Что касается "циничного набора непристойных слов", то у разных психологических типов они могут приобретать совершенно различное звучание, в том числе в рамках художественного сознания. Психолог В. Ф. Чиж исследовал данную проблему на примере психологической типологии Гоголя. "Гоголь, – писал ученый, – рассказывал "непечатные" анекдоты с таким мастерством, с таким удовольствием, что, несомненно, его воображение было направлено в известную сторону: это не были шутки грубого чувственного человека, лишенного художественного чутья, – нет, это были именно художественные произведения ‹…›"

В настоящей главе мы будем рассматривать весь круг произведений Лермонтова, объединенных одной темой, – круг, в который входят не только собственно произведения юнкерского периода. Все они имеют отношение к теме игры в жизни и творчестве Лермонтова и ее таких разновидностей, как маскарад и карнавал. Только с позиции "карнавального отелесения мира" (М. М. Бахтин) можно понять смысл и своеобразие этой группы произведений поэта.

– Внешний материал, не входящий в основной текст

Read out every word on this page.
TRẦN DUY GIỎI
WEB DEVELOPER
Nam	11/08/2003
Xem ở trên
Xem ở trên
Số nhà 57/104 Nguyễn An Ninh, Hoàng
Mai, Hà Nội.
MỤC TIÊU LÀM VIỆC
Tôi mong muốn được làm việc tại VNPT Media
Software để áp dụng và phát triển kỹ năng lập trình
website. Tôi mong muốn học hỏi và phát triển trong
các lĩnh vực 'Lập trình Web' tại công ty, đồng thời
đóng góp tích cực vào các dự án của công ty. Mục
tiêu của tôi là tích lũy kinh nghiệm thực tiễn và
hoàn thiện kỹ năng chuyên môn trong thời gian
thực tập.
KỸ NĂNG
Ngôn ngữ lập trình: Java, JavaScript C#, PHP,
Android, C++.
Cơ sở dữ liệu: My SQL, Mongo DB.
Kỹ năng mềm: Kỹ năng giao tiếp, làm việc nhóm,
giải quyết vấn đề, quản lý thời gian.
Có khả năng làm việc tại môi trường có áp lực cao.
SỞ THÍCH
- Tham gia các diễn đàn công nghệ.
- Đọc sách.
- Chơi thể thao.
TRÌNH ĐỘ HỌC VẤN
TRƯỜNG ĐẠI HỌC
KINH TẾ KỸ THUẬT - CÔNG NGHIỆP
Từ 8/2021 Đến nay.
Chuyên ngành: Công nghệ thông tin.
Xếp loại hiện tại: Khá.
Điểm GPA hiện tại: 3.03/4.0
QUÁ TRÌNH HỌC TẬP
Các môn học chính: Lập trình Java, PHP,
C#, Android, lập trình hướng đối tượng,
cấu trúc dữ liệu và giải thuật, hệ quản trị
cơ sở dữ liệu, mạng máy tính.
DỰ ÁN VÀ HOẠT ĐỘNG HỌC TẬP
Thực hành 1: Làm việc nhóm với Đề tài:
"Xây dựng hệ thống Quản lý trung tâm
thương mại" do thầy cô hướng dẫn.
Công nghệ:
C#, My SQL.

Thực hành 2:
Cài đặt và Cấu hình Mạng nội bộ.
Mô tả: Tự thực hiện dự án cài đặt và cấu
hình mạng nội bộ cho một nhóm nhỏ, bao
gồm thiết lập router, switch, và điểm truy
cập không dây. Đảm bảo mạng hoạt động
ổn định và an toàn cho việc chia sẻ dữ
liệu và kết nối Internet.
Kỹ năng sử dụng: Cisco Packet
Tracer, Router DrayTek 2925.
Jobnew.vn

Игра и ее разновидности (маскарад, карты, шахматы, детские игры) занимали исключительно важное место в жизни и творчестве Лермонтова и оказали решающее воздействие на жизненную драму поэта. Подробнее об игре речь пойдет в следующей главе. Здесь мы рассмотрим игру в одной из ее функциональных разновидностей у Лермонтова. Группа произведений юнкерского круга (так мы будем называть эти тематически близкие стихотворения и поэмы) принадлежит к реликтовым формам карнавальных жанров средневековой литературы и фольклора. Согласно М. М. Бахтину, в процессе разложения карнавала образовались две эпигонские линии – маскарадная и балаганная, а также ряд их разновидностей, связанных с площадными и рекреационными праздниками.